Finding vulnerable systems on the Internet with Netlas.io

Open Source Intelligence (OSINT)

Often, as cyber warriors, we need to check whether our systems or the systems of others are vulnerable to various known vulnerabilities and attacks. Whether it's pentesters, security engineers or other malicious actors, this information can be critical to the success of this mission.

There are several other sites that offer some information in this key area, such as Shodan and Censys, but netlas.io is probably the best! To be honest, if you're not using netlas.io, you're missing out on one of the best resources on the web.

netlas14

 

Netlas.io can be used in at least 5 different use cases such as,

  1. OSINT

  2. Offensive Security

  3. Defensive Security

  4. Leads and contacts

  5. MarketingResearch

In this guide, we will focus on using netlas.io as an offensive security tool in the context of penetration testing.

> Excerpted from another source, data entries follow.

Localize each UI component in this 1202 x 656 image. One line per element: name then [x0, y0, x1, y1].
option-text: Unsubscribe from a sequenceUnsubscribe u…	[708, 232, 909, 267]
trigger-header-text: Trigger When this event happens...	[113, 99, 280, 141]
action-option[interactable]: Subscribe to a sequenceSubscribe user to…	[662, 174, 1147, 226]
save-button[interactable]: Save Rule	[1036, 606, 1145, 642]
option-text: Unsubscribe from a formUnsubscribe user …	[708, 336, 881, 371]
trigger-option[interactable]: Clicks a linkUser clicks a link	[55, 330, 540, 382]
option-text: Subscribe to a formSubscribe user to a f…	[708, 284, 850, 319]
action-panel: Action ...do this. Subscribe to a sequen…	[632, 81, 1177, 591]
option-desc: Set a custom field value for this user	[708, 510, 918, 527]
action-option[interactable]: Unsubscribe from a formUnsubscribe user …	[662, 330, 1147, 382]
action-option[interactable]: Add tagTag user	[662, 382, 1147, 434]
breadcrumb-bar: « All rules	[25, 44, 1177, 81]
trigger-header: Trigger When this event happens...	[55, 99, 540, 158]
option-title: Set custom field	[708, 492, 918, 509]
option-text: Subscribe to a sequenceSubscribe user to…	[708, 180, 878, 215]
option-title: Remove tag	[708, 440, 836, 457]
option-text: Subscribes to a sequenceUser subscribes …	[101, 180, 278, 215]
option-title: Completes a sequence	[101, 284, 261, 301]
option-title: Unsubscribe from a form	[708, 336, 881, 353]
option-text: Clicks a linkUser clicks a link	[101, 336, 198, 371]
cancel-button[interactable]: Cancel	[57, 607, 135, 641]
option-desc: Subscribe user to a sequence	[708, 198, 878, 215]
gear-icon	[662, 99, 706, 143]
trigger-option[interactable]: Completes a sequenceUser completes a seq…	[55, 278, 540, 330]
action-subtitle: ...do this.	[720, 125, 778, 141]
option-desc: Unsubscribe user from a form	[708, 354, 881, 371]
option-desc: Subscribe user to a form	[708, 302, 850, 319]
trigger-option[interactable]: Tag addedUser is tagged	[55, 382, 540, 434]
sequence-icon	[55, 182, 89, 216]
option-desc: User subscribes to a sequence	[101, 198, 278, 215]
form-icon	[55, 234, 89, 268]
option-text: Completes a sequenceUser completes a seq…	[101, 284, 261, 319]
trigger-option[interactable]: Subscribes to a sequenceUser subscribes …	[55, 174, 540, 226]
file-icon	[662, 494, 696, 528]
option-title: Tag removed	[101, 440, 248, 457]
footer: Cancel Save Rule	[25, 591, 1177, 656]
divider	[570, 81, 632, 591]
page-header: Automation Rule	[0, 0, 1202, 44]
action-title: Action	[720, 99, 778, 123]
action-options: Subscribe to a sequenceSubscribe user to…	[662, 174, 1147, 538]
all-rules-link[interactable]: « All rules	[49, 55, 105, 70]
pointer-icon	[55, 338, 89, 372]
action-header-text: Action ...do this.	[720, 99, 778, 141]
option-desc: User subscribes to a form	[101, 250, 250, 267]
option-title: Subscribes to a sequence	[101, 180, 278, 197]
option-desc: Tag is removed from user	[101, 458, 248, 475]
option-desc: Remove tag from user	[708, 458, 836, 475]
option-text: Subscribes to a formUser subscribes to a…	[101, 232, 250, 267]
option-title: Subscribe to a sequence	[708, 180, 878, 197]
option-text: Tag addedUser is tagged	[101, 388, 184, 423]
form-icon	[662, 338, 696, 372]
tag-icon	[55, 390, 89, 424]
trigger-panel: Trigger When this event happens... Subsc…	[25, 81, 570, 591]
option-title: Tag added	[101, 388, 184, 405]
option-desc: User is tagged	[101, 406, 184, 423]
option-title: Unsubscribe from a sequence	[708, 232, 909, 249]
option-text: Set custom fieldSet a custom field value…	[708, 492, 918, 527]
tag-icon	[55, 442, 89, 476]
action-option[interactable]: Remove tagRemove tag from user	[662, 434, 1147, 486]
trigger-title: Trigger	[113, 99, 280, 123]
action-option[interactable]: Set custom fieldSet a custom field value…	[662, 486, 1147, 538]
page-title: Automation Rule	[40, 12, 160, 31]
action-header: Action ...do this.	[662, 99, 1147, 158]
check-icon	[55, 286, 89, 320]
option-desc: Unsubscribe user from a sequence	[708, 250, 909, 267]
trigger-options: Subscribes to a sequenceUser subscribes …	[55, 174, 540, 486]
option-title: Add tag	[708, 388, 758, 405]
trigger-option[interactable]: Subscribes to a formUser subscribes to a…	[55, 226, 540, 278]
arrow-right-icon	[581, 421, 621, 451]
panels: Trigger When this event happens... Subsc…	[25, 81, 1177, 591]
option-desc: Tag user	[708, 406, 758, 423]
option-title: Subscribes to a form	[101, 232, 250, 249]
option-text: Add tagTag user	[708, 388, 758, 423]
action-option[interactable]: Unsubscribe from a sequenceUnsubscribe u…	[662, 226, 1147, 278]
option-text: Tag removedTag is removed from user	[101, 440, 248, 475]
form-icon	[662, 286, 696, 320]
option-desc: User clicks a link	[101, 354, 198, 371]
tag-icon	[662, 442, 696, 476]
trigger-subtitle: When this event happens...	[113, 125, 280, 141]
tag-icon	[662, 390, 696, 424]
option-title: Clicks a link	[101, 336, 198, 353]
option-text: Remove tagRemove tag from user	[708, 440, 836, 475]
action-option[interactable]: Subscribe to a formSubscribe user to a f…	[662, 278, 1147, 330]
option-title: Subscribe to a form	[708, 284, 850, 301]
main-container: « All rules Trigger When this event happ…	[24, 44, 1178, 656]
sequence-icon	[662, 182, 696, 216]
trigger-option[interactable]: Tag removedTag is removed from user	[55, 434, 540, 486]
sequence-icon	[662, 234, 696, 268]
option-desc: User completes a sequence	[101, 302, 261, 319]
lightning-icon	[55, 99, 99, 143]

The first steps of a pentest, including identifying and forming an attack surface, are faster and easier with Netlas.io. Use whois and DNS lookup option including A, NS, PTR, MX and SPF records to configure network perimeter, scaling and performance.

Step #1: Login to netlas.io

The first step is to navigate to netlas.io and create an account.

netlas

Since netlas.io is in its early stage of development, it offers multiple free accounts.

netlas0

Step #2: Basic search

Like many other search engines, you can create a search query with search fields and search phrases separated by colons (:). You can search by IP address, host, whois and many other fields. Additionally, you can search by subfields using the field name followed by the subfield name separated by a period.

field.subfield:value

So if you were looking for apache web servers you could type,

tag.name:apache

netlas1

As you can see below, netlas.io was able to find 94 million servers running apache.

Each entry has a response tab, a certificates tab, a Whois tab, and a domains tab. When we click on the domains tab, all the domains hosted on the specific IP address are displayed.

netlas2

We can also search by host using the syntax,

host: cybrary

netlas3

 

Step #3: Search for vulnerabilities

One of the beauties of this site is the ability to search by vulnerability and cve. For example, if I wanted to see all sites with CVE vulnerabilities greater than 9, I could enter the search,

cve.base_score:>9

netlas4

If I wanted to find all SMB-enabled sites, I could enter the search,

smb:*

netlas5

Note that in the response field we have a subfield “smbv1_support". We can use this subfield to find all sites with faulty and vulnerable SMBv1 (true) enabled.

smb.smbv1_support:true

netlas6

Note that over 113.000 sites were found with this outdated and flawed version of SMB.

netlas7

We can also search for sites that have a known public exploit using the search,

cve.has_exploit:*

netlas8

This search reveals that there are over 74 million websites that are potentially vulnerable to some known public exploit. On the right edge of the screen you can see the CVEs of the vulnerabilities found. We can then click on the tab CVE above the listing and netlas.io will list all known vulnerabilities. Note that the website below has 3 vulnerabilities with severity above 9!

netlas9

We can also search based on the severity level of known vulnerabilities. If we wanted to see all the sites with a degree of seriousness”critical", we use the search term,

cve.severity:critical

netlas10

If we wanted to find all websites that are vulnerable to the infamous EternalBlue (remote SMB code execution) exploit, we can search by CVE name,

cve.name: CVE-2017-0145

netlas11

Over 161 thousand websites are still vulnerable to this exploit. Just for background, here is the list of CVEs in NVD.

netlas12

Step #4 Use logical operators

As with other sites similar to netlas.io, you can use logical operators to narrow your search. You can use AND, OR ή NOT (&&, ||, !, respectively). The default operator is the AND.

So if you are looking for sites running the outdated and vulnerable MySQL v5 sites with ASN number 4134 you could create a query like,

mysql.server.version:5 and asn.number:4134

netlas13

Netlas.io also allows you to search using regular expressions (regex) and wildcards (* and ?).

Summary

If you are into pentest or OSINT, netlas.io is a must have tool. It can save you hours of searching for key information and vulnerabilities.

I hope it goes without saying that no tool is perfect and that goes for netlas.io as well. That's why you need to familiarize yourself with a wide variety of tools and then use the best tool for the job or situation.

iGuRu.gr The Best Technology Site in Greecefgns

OSINT, Netlas

Written by Anastasis Vasileiadis

Translations are like women. When they are beautiful they are not faithful and when they are faithful they are not beautiful.

Leave a reply

Your email address is not published. Required fields are mentioned with *

Your message will not be published if:
1. Contains insulting, defamatory, racist, offensive or inappropriate comments.
2. Causes harm to minors.
3. It interferes with the privacy and individual and social rights of other users.
4. Advertises products or services or websites.
5. Contains personal information (address, phone, etc.).